Dall’aspetto esterno, molto semplice da un punto di vista decorativo, mai si potrebbe immaginare che al suo interno, il visitatore viene immediatamente avvolto da un’esplosione di ricchezza e sfarzo: rose, fontane, sculture e affreschi realizzati dallo stesso Federico Zuccari. L’aspetto originario delle sale è stato mantenuto intatto in particolare nell’ala sinistra del Palazzo, mentre, nel 2013, la parte che ospita la Biblioteca è stata svuotata e totalmente ristrutturata, con uno stile luminoso e moderno.

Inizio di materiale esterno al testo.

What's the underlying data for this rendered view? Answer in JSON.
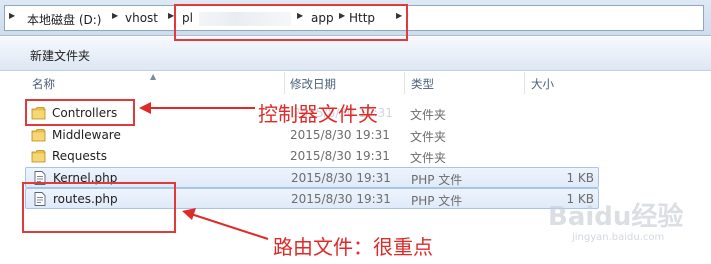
{
  "breadcrumb": {
    "items": [
      "本地磁盘 (D:)",
      "vhost",
      "pl",
      "app",
      "Http"
    ]
  },
  "toolbar": {
    "new_folder_label": "新建文件夹"
  },
  "columns": {
    "name": "名称",
    "date": "修改日期",
    "type": "类型",
    "size": "大小"
  },
  "files": [
    {
      "name": "Controllers",
      "date": "2015/8/30 19:31",
      "type": "文件夹",
      "size": "",
      "kind": "folder"
    },
    {
      "name": "Middleware",
      "date": "2015/8/30 19:31",
      "type": "文件夹",
      "size": "",
      "kind": "folder"
    },
    {
      "name": "Requests",
      "date": "2015/8/30 19:31",
      "type": "文件夹",
      "size": "",
      "kind": "folder"
    },
    {
      "name": "Kernel.php",
      "date": "2015/8/30 19:31",
      "type": "PHP 文件",
      "size": "1 KB",
      "kind": "php"
    },
    {
      "name": "routes.php",
      "date": "2015/8/30 19:31",
      "type": "PHP 文件",
      "size": "1 KB",
      "kind": "php"
    }
  ],
  "annotations": {
    "controllers_note": "控制器文件夹",
    "routes_note": "路由文件：很重点"
  },
  "watermark": {
    "logo": "Baidu经验",
    "url": "jingyan.baidu.com"
  },
  "colors": {
    "annotation_red": "#e02a2a",
    "selection_blue": "#dfeaf9",
    "folder_yellow": "#e9bf4c"
  }
}
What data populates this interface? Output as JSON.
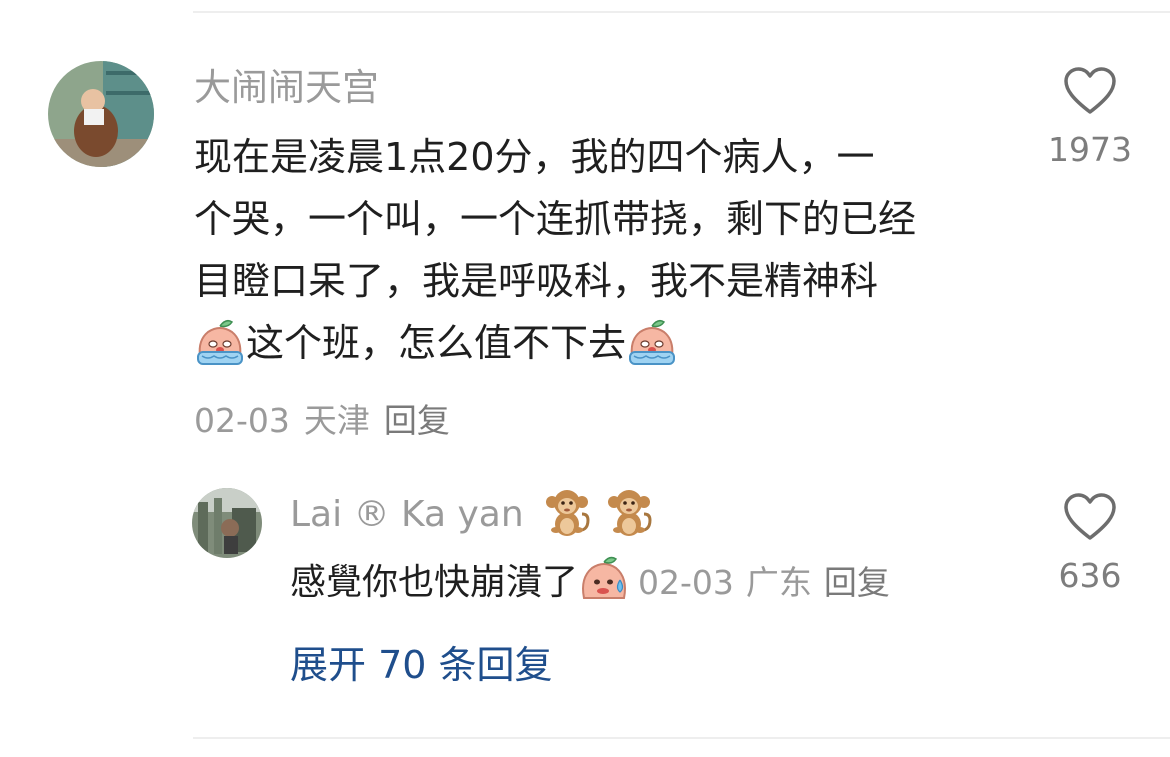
{
  "comment": {
    "username": "大闹闹天宫",
    "lines": [
      "现在是凌晨1点20分，我的四个病人，一",
      "个哭，一个叫，一个连抓带挠，剩下的已经",
      "目瞪口呆了，我是呼吸科，我不是精神科",
      "这个班，怎么值不下去"
    ],
    "date": "02-03",
    "location": "天津",
    "reply_label": "回复",
    "likes": "1973",
    "emoji": "crying-face-sticker"
  },
  "reply": {
    "username": "Lai ® Ka yan",
    "username_emojis": [
      "monkey-emoji",
      "monkey-emoji"
    ],
    "text": "感覺你也快崩潰了",
    "emoji": "sweating-face-sticker",
    "date": "02-03",
    "location": "广东",
    "reply_label": "回复",
    "likes": "636"
  },
  "expand_replies": "展开 70 条回复",
  "colors": {
    "link": "#1f4e8c",
    "meta": "#9a9a9a",
    "text": "#1f1f1f"
  }
}
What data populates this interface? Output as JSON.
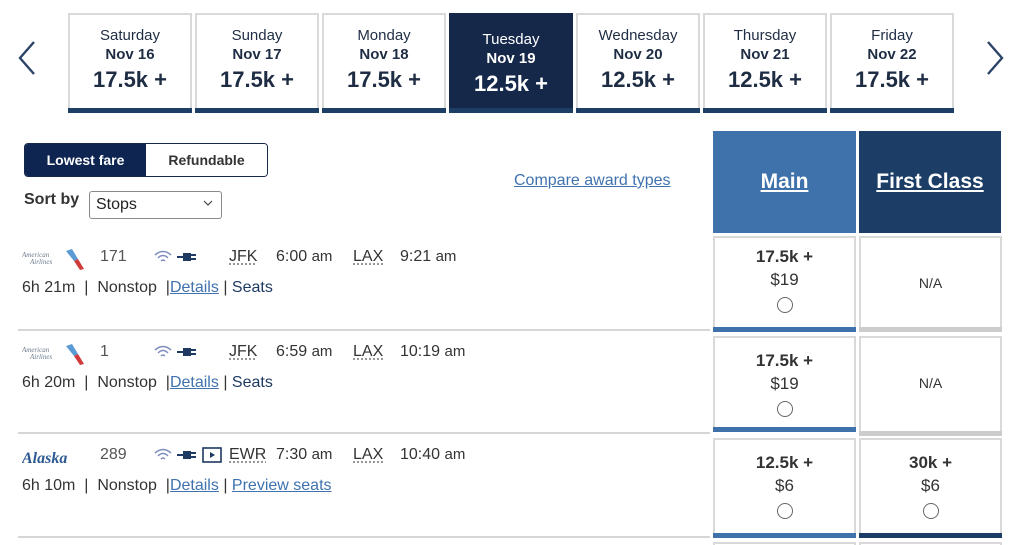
{
  "date_nav": {
    "prev_icon": "chevron-left-icon",
    "next_icon": "chevron-right-icon",
    "dates": [
      {
        "day": "Saturday",
        "date": "Nov 16",
        "points": "17.5k +",
        "selected": false
      },
      {
        "day": "Sunday",
        "date": "Nov 17",
        "points": "17.5k +",
        "selected": false
      },
      {
        "day": "Monday",
        "date": "Nov 18",
        "points": "17.5k +",
        "selected": false
      },
      {
        "day": "Tuesday",
        "date": "Nov 19",
        "points": "12.5k +",
        "selected": true
      },
      {
        "day": "Wednesday",
        "date": "Nov 20",
        "points": "12.5k +",
        "selected": false
      },
      {
        "day": "Thursday",
        "date": "Nov 21",
        "points": "12.5k +",
        "selected": false
      },
      {
        "day": "Friday",
        "date": "Nov 22",
        "points": "17.5k +",
        "selected": false
      }
    ]
  },
  "fare_toggle": {
    "options": [
      "Lowest fare",
      "Refundable"
    ],
    "active": "Lowest fare"
  },
  "sort": {
    "label": "Sort by",
    "selected": "Stops"
  },
  "compare_link": "Compare award types",
  "cabins": {
    "main": "Main",
    "first": "First Class"
  },
  "colors": {
    "selected_date_bg": "#15284a",
    "main_header": "#3f72aa",
    "first_header": "#1b3d66",
    "link": "#3f72af"
  },
  "flights": [
    {
      "airline": "American Airlines",
      "logo_line1": "American",
      "logo_line2": "Airlines",
      "flight_number": "171",
      "amenities": [
        "wifi-icon",
        "power-icon"
      ],
      "origin": "JFK",
      "depart": "6:00",
      "depart_ampm": "am",
      "destination": "LAX",
      "arrive": "9:21",
      "arrive_ampm": "am",
      "duration": "6h 21m",
      "stops": "Nonstop",
      "details_link": "Details",
      "seats_label": "Seats",
      "main": {
        "miles": "17.5k +",
        "tax": "$19"
      },
      "first": {
        "na": "N/A"
      }
    },
    {
      "airline": "American Airlines",
      "logo_line1": "American",
      "logo_line2": "Airlines",
      "flight_number": "1",
      "amenities": [
        "wifi-icon",
        "power-icon"
      ],
      "origin": "JFK",
      "depart": "6:59",
      "depart_ampm": "am",
      "destination": "LAX",
      "arrive": "10:19",
      "arrive_ampm": "am",
      "duration": "6h 20m",
      "stops": "Nonstop",
      "details_link": "Details",
      "seats_label": "Seats",
      "main": {
        "miles": "17.5k +",
        "tax": "$19"
      },
      "first": {
        "na": "N/A"
      }
    },
    {
      "airline": "Alaska",
      "logo_text": "Alaska",
      "flight_number": "289",
      "amenities": [
        "wifi-icon",
        "power-icon",
        "video-icon"
      ],
      "origin": "EWR",
      "depart": "7:30",
      "depart_ampm": "am",
      "destination": "LAX",
      "arrive": "10:40",
      "arrive_ampm": "am",
      "duration": "6h 10m",
      "stops": "Nonstop",
      "details_link": "Details",
      "seats_label": "Preview seats",
      "main": {
        "miles": "12.5k +",
        "tax": "$6"
      },
      "first": {
        "miles": "30k +",
        "tax": "$6"
      }
    }
  ],
  "separator": "|"
}
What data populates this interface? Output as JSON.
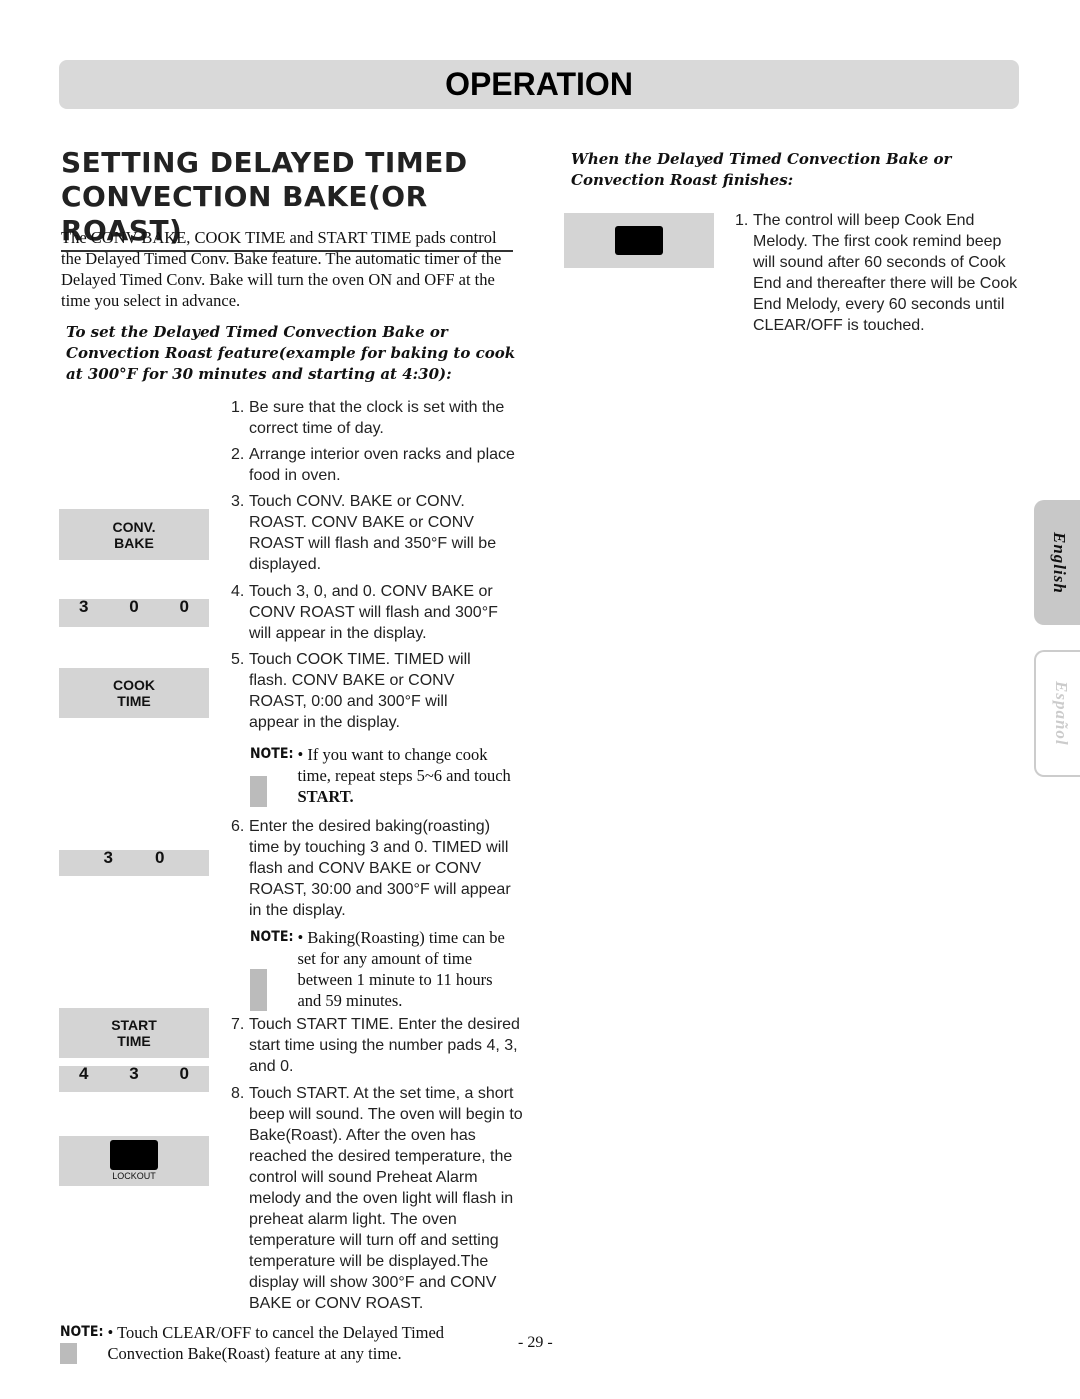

Il percorso che si trova a compiere il visitatore è ben studiato, nulla viene lasciato al caso, in linea con il viaggio ultraterreno dantesco: si attraversa la terribile bocca mefistofelica, per accedere, grazie alla conoscenza e all’arte, a prospettive e visioni sempre più alte, fino a concludere il suo personale iter su una terrazza, da cui è possibile godere di uno dei panorami più belli e suggestivi di Roma. Come Dante e Virgilio, alla fine del viaggio nell’Inferno, “[…] quindi uscimmo a riveder le stelle.” (Inferno, XXXIV canto).